Variation in the innate immunity of the skin predisposes to acne breakouts. Some people have higher levels of constitutive, natural immunity in the skin and some may also have a much stronger reaction to external stimuli, and that depends vaguely on genetic factors related to excessive androgen activity in puberty, that trigger sterile inflammatory phenomena.
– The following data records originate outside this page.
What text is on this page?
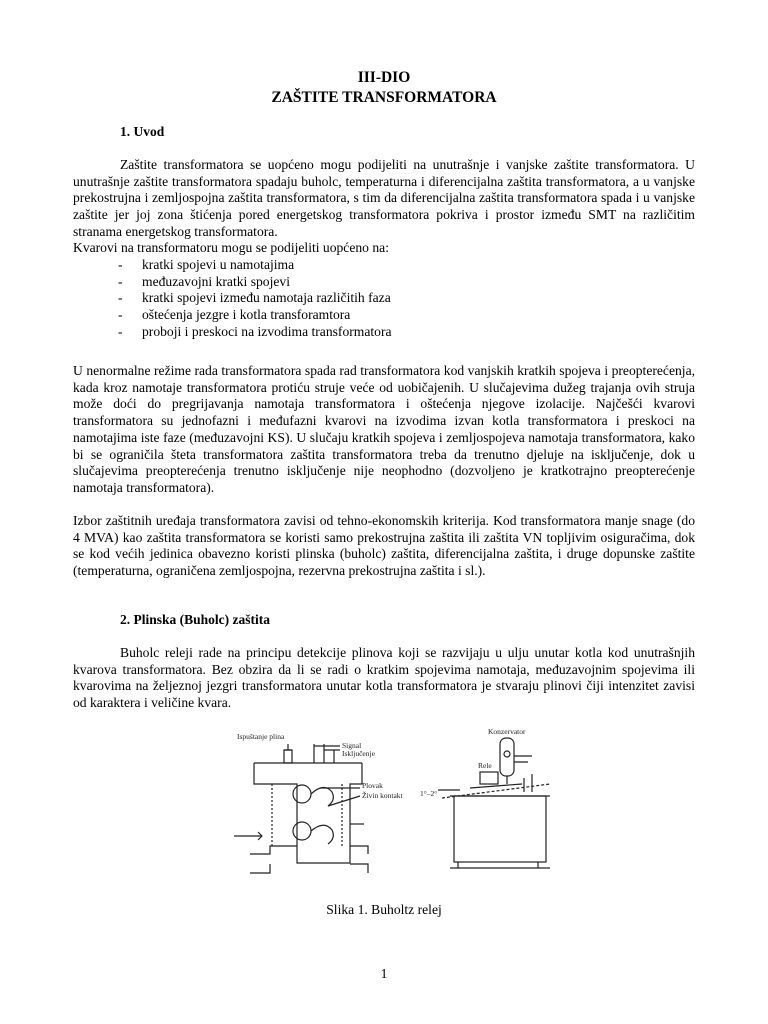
III-DIO
ZAŠTITE TRANSFORMATORA
1. Uvod

Zaštite transformatora se uopćeno mogu podijeliti na unutrašnje i vanjske zaštite transformatora. U unutrašnje zaštite transformatora spadaju buholc, temperaturna i diferencijalna zaštita transformatora, a u vanjske prekostrujna i zemljospojna zaštita transformatora, s tim da diferencijalna zaštita transformatora spada i u vanjske zaštite jer joj zona štićenja pored energetskog transformatora pokriva i prostor između SMT na različitim stranama energetskog transformatora.

Kvarovi na transformatoru mogu se podijeliti uopćeno na:

- kratki spojevi u namotajima
- međuzavojni kratki spojevi
- kratki spojevi između namotaja različitih faza
- oštećenja jezgre i kotla transforamtora
- proboji i preskoci na izvodima transformatora

U nenormalne režime rada transformatora spada rad transformatora kod vanjskih kratkih spojeva i preopterećenja, kada kroz namotaje transformatora protiću struje veće od uobičajenih. U slučajevima dužeg trajanja ovih struja može doći do pregrijavanja namotaja transformatora i oštećenja njegove izolacije. Najčešći kvarovi transformatora su jednofazni i međufazni kvarovi na izvodima izvan kotla transformatora i preskoci na namotajima iste faze (međuzavojni KS). U slučaju kratkih spojeva i zemljospojeva namotaja transformatora, kako bi se ograničila šteta transformatora zaštita transformatora treba da trenutno djeluje na isključenje, dok u slučajevima preopterećenja trenutno isključenje nije neophodno (dozvoljeno je kratkotrajno preopterećenje namotaja transformatora).

Izbor zaštitnih uređaja transformatora zavisi od tehno-ekonomskih kriterija. Kod transformatora manje snage (do 4 MVA) kao zaštita transformatora se koristi samo prekostrujna zaštita ili zaštita VN topljivim osiguračima, dok se kod većih jedinica obavezno koristi plinska (buholc) zaštita, diferencijalna zaštita, i druge dopunske zaštite (temperaturna, ograničena zemljospojna, rezervna prekostrujna zaštita i sl.).

2. Plinska (Buholc) zaštita

Buholc releji rade na principu detekcije plinova koji se razvijaju u ulju unutar kotla kod unutrašnjih kvarova transformatora. Bez obzira da li se radi o kratkim spojevima namotaja, međuzavojnim spojevima ili kvarovima na željeznoj jezgri transformatora unutar kotla transformatora je stvaraju plinovi čiji intenzitet zavisi od karaktera i veličine kvara.

Ispuštanje plina
Signal
Isključenje
Plovak
Živin kontakt
Konzervator
Rele
1°–2°
Slika 1. Buholtz relej
1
Acne is initiated by an inflammatory signal to the neural system without involvement of bacteria in its initiation. During puberty sebum production is exacerbated and the first load of sebum through the previously empty duct might originate forces of sufficient magnitude that injure the pilosebaceous gland. The body reacts with the release of inflammatory molecules to promote cell division and quickly recover the lining of the inner surface of the ducts.

Causes of Acne Lesions

At the same time, the sebum in the distal orifice of the sebaceous gland duct and/or the hair follicle leads to the creation of a dry "plug" (comedone) which obstructs the continued flow of sebum. On contact with oxygen, the comedone turns dark forming what is commonly referred to as a black head. The water content of the comedone is eliminated by evaporation and osmosis into the adjacent horny layer (keratin) of the upper epidermis resulting in a hardening of the comedone, starting at the external surface. The comedone may become attached to the keratin and thus "moored" to nearby elements of the skin. The comedone becomes modified chemically, as well as physically, thus becoming an element which is foreign to the body. This status of "foreignness" provokes a further inflammatory response, including immune activities and other responses of several defense systems, particularly those related to granulocytes and macrophages.